I have always encouraged people interested in these issues to read everything they can from both sides and make up their own minds. I think when people study both sides, they reach valid conclusions that work for them. When they make up their minds without studying both sides, they may also be satisfied with their choice. That's when ignorance is bliss.
In terms of Book of Mormon issues, I want people to read the publications from the LDS scholarly community that promote Mesoamerica because it is so obvious what they are doing. In my view, their own publications refute the premise for their theory because they are trying to persuade people to reject what Joseph and Oliver said about the Hill Cumorah.
Yesterday, Slate published an article titled "Scientists, Stop Thinking Explaining Science Will Fix Things." You can see it here.
The author, Tim Requarth, thinks people are not persuaded by facts and logic, but instead by emotion. That may be an accurate generalization, but I think it's more a reflection of his frustration that people who do consider facts and logic don't agree with him.
In fact, his strong belief in climate change has blinded him to a reality he apparently hasn't even considered.
In the climate change debates, the so-called "consensus" that promotes future disaster due to anthropogenic climate change relies on complex computer modeling, which in turn relies on adjusted historical data. If you accept the assumptions, you probably also accept the conclusions.
But a major assumption is the credibility and reliability of the models, none of which have accurately projected even a few years (let alone decades) into the future. (Occasionally climate change activists will claim a particular model has proven accurate, but they don't tell you it was one out of dozens or hundreds of such models and they had no way to tell you, in advance, which model was going to be accurate. It's a classic scam technique.)
In the Slate article, Tim points out that increased scientific literacy has a "negative" effect; "The conservative-leaning respondents who knew the most about science thought climate change posed the least risk. Scientific literacy, it seemed, increased polarization." He noted that those with highest scientific literacy could best identify the "scientific consensus," but they also were more likely to reject it.
Tim concludes that greater knowledge about science causes more polarization, so science education is not the answer. Instead, he tells scientists this: "Don’t just keep explaining why climate change is real—explain how climate change will hurt public health or the local economy. Communication that appeals to values, not just intellect, research shows, can be far more effective."
Tim's own beliefs blind him to an alternate reality. People who know more about science also know that complex climate predictions models are not credible science.
Climate scientists are unable to know which of the many models they produce will be accurate, if any. In the past, climate predictions have been notoriously inaccurate.
The great irony of Tim's article is that climate alarmism is based on fear. What he's really saying is that the model-driven consensus isn't making people afraid enough, so scientists need to figure out how to use values to get people more afraid.
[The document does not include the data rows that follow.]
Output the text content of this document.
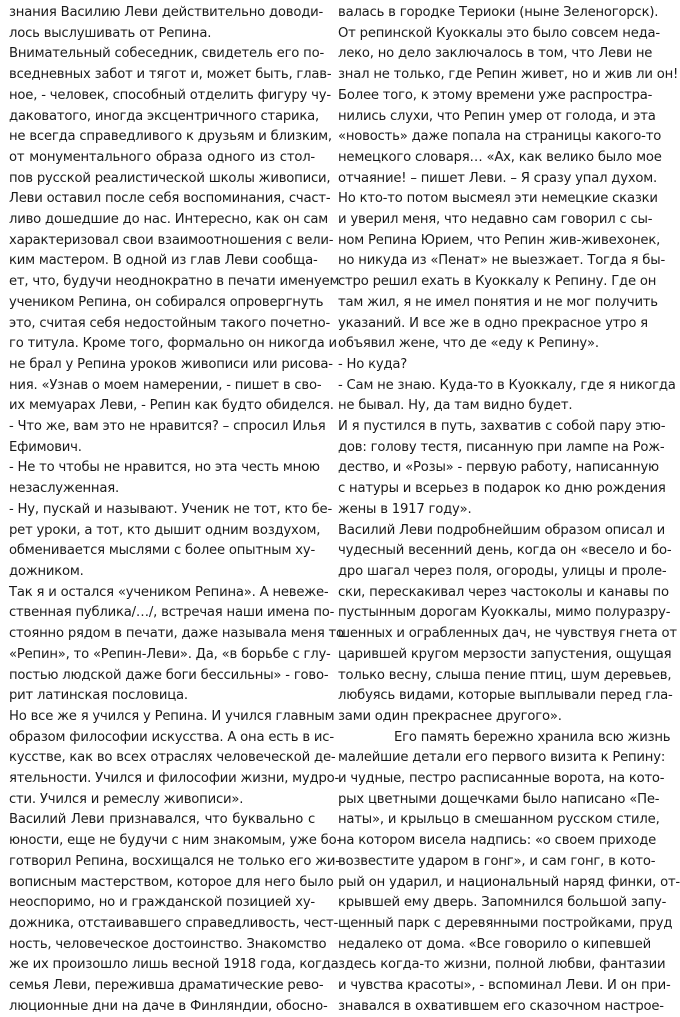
знания Василию Леви действительно доводи-
лось выслушивать от Репина.
Внимательный собеседник, свидетель его по-
вседневных забот и тягот и, может быть, глав-
ное, - человек, способный отделить фигуру чу-
даковатого, иногда эксцентричного старика,
не всегда справедливого к друзьям и близким,
от монументального образа одного из стол-
пов русской реалистической школы живописи,
Леви оставил после себя воспоминания, счаст-
ливо дошедшие до нас. Интересно, как он сам
характеризовал свои взаимоотношения с вели-
ким мастером. В одной из глав Леви сообща-
ет, что, будучи неоднократно в печати именуем
учеником Репина, он собирался опровергнуть
это, считая себя недостойным такого почетно-
го титула. Кроме того, формально он никогда и
не брал у Репина уроков живописи или рисова-
ния. «Узнав о моем намерении, - пишет в сво-
их мемуарах Леви, - Репин как будто обиделся.
- Что же, вам это не нравится? – спросил Илья
Ефимович.
- Не то чтобы не нравится, но эта честь мною
незаслуженная.
- Ну, пускай и называют. Ученик не тот, кто бе-
рет уроки, а тот, кто дышит одним воздухом,
обменивается мыслями с более опытным ху-
дожником.
Так я и остался «учеником Репина». А невеже-
ственная публика/…/, встречая наши имена по-
стоянно рядом в печати, даже называла меня то
«Репин», то «Репин-Леви». Да, «в борьбе с глу-
постью людской даже боги бессильны» - гово-
рит латинская пословица.
Но все же я учился у Репина. И учился главным
образом философии искусства. А она есть в ис-
кусстве, как во всех отраслях человеческой де-
ятельности. Учился и философии жизни, мудро-
сти. Учился и ремеслу живописи».
Василий Леви признавался, что буквально с
юности, еще не будучи с ним знакомым, уже бо-
готворил Репина, восхищался не только его жи-
вописным мастерством, которое для него было
неоспоримо, но и гражданской позицией ху-
дожника, отстаивавшего справедливость, чест-
ность, человеческое достоинство. Знакомство
же их произошло лишь весной 1918 года, когда
семья Леви, переживша драматические рево-
люционные дни на даче в Финляндии, обосно-
валась в городке Териоки (ныне Зеленогорск).
От репинской Куоккалы это было совсем неда-
леко, но дело заключалось в том, что Леви не
знал не только, где Репин живет, но и жив ли он!
Более того, к этому времени уже распростра-
нились слухи, что Репин умер от голода, и эта
«новость» даже попала на страницы какого-то
немецкого словаря… «Ах, как велико было мое
отчаяние! – пишет Леви. – Я сразу упал духом.
Но кто-то потом высмеял эти немецкие сказки
и уверил меня, что недавно сам говорил с сы-
ном Репина Юрием, что Репин жив-живехонек,
но никуда из «Пенат» не выезжает. Тогда я бы-
стро решил ехать в Куоккалу к Репину. Где он
там жил, я не имел понятия и не мог получить
указаний. И все же в одно прекрасное утро я
объявил жене, что де «еду к Репину».
- Но куда?
- Сам не знаю. Куда-то в Куоккалу, где я никогда
не бывал. Ну, да там видно будет.
И я пустился в путь, захватив с собой пару этю-
дов: голову тестя, писанную при лампе на Рож-
дество, и «Розы» - первую работу, написанную
с натуры и всерьез в подарок ко дню рождения
жены в 1917 году».
Василий Леви подробнейшим образом описал и
чудесный весенний день, когда он «весело и бо-
дро шагал через поля, огороды, улицы и проле-
ски, перескакивал через частоколы и канавы по
пустынным дорогам Куоккалы, мимо полуразру-
шенных и ограбленных дач, не чувствуя гнета от
царившей кругом мерзости запустения, ощущая
только весну, слыша пение птиц, шум деревьев,
любуясь видами, которые выплывали перед гла-
зами один прекраснее другого».
Его память бережно хранила всю жизнь
малейшие детали его первого визита к Репину:
и чудные, пестро расписанные ворота, на кото-
рых цветными дощечками было написано «Пе-
наты», и крыльцо в смешанном русском стиле,
на котором висела надпись: «о своем приходе
возвестите ударом в гонг», и сам гонг, в кото-
рый он ударил, и национальный наряд финки, от-
крывшей ему дверь. Запомнился большой запу-
щенный парк с деревянными постройками, пруд
недалеко от дома. «Все говорило о кипевшей
здесь когда-то жизни, полной любви, фантазии
и чувства красоты», - вспоминал Леви. И он при-
знавался в охватившем его сказочном настрое-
What he refuses to acknowledge is that the more people learn about science, the more they question the models in the first place, so the less they fear the future.
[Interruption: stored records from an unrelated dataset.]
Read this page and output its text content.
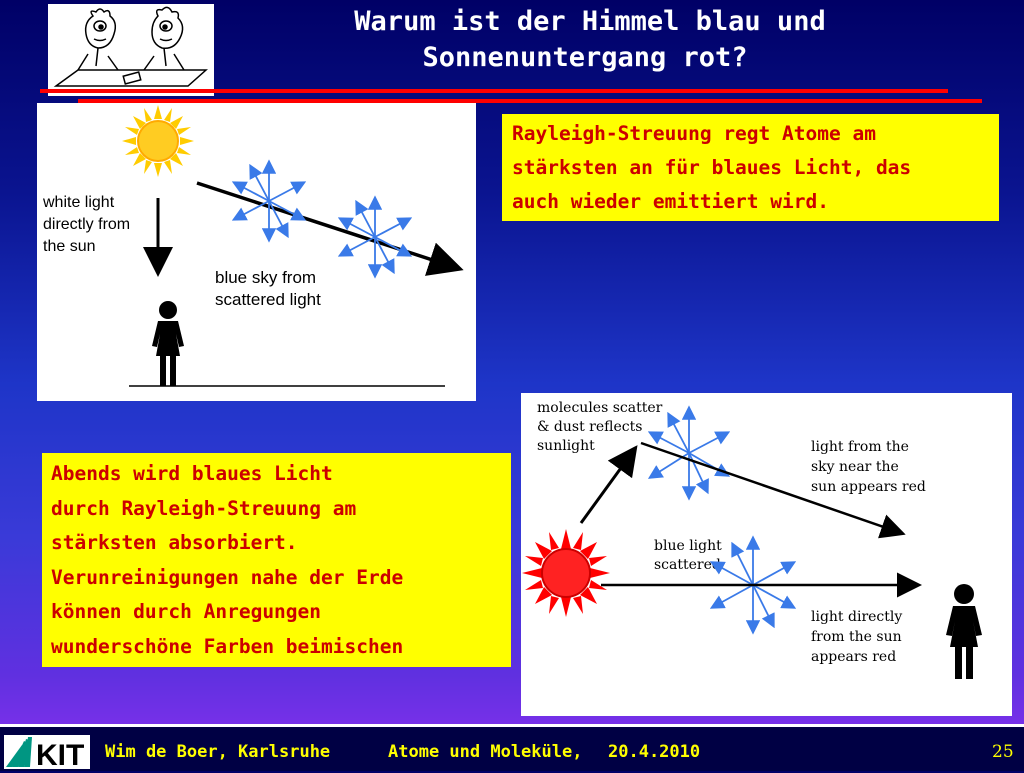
Warum ist der Himmel blau und
Sonnenuntergang rot?
white light directly from the sun
blue sky from scattered light
Rayleigh-Streuung regt Atome am
stärksten an für blaues Licht, das
auch wieder emittiert wird.
Abends wird blaues Licht
durch Rayleigh-Streuung am
stärksten absorbiert.
Verunreinigungen nahe der Erde
können durch Anregungen
wunderschöne Farben beimischen
molecules scatter & dust reflects sunlight	light from the sky near the sun appears red
blue light scattered
light directly from the sun appears red
KIT Wim de Boer, Karlsruhe	Atome und Moleküle, 20.4.2010	25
In climate issues, the "consensus" refuses to debate the issues with those who disagree and refuses to give critics a forum in journals, conferences, etc. The media generally collaborates with the "consensus." As much as possible, the "consensus" seeks to keep people ignorant of contrary data and arguments.
We see the same thing happening in the discussion about Book of Mormon geography.
Regarding Book of Mormon geography, the "consensus" accepts Mesoamerica and excludes alternative ideas from its journals, conferences, etc. The media collaborates with the "consensus." (A good example is Mesomania Magazine, aka Meridian Magazine.) As much as possible, the "consensus" seeks to keep people ignorant of contrary data and arguments. When people insist on a comparison, they resort to red herrings and 2D debates about snow and which way Sidon flows.
A case in point is Letter VII. Nearly every time I discuss these issues with a Mesoamerican advocate, when I ask about Letter VII, they have never heard of it. You don't see it even mentioned, let alone quoted, by the citation cartel.
Usually, when people read Letter VII for the first time, they are astonished that they have never seen it before. When they find out Joseph Smith had his scribes copy it into his history, encouraged Benjamin Winchester to reprint it in the Gospel Reflector, and gave copies to Don Carlos to publish in the Times and Seasons, they are even more surprised they had never heard of it.
But it's really not a surprise when we realize that Letter VII directly contradicts and refutes the "Two Cumorahs" theory that the Mesoamerican scholars embrace.
As I've discussed here, there is an ongoing effort on the part of Mesoamerican advocates and anti-Mormons to cast doubt on the credibility of Oliver Cowdery and Joseph Smith. But I trust people to make their own decisions based on all the available information.
I don't think ignorance is bliss. A few scriptures about this come to mind, starting with D&C 93 and 130.